Mirko Manzoni: À la fin de cette année, j’étais censé changer de mission, mais je savais que du côté mozambicain, il y avait une volonté que je reste dans le pays. J’avais donc un pressentiment, même si l’appel d’António Guterres fut une surprise. Être nommé par le Secrétaire général des Nations Unies n’arrive qu’une fois dans une vie. Au téléphone, ses paroles ont été très émouvantes et j’ai immédiatement décidé de dire oui. Que pouvais-je faire d’autre?
On aurait pu penser qu’une fois l’accord de paix signé, la Suisse fasse tout son possible pour que vous puissiez rester en poste. Au lieu de cela, le Département fédéral des affaires étrangères (DFAE) a décidé de vous envoyer en Asie centrale. Un choix assez étrange….

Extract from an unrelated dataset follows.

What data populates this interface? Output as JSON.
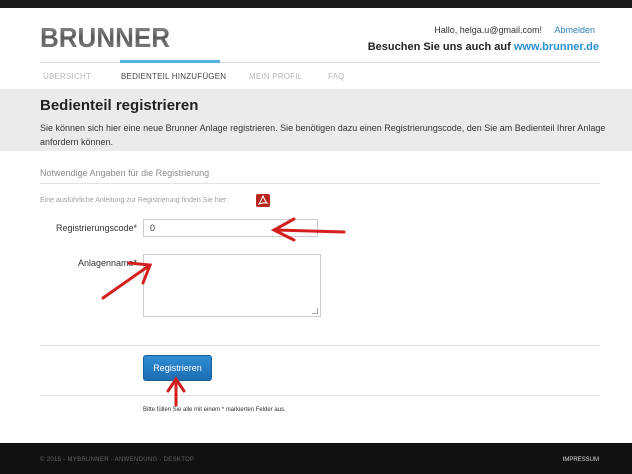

Je pense que les Mozambicains ont été plus rapides que les Suisses. Il y a quelque chose qui n’a pas fonctionné et je le dis sans aucune volonté de soulever la polémique. Je pense que tous les efforts auraient dû être faits pour s’assurer que l’équipe ayant négocié l’accord reste sur place et continue à suivre sa mise en oeuvre. Les prochaines années seront décisives et nous avons donc une certaine responsabilité. Reste que le soutien du conseiller fédéral Ignazio Cassis n’a jamais manqué. Ma nomination au poste d’envoyé spécial de l’ONU a reçu le soutien total de la Suisse.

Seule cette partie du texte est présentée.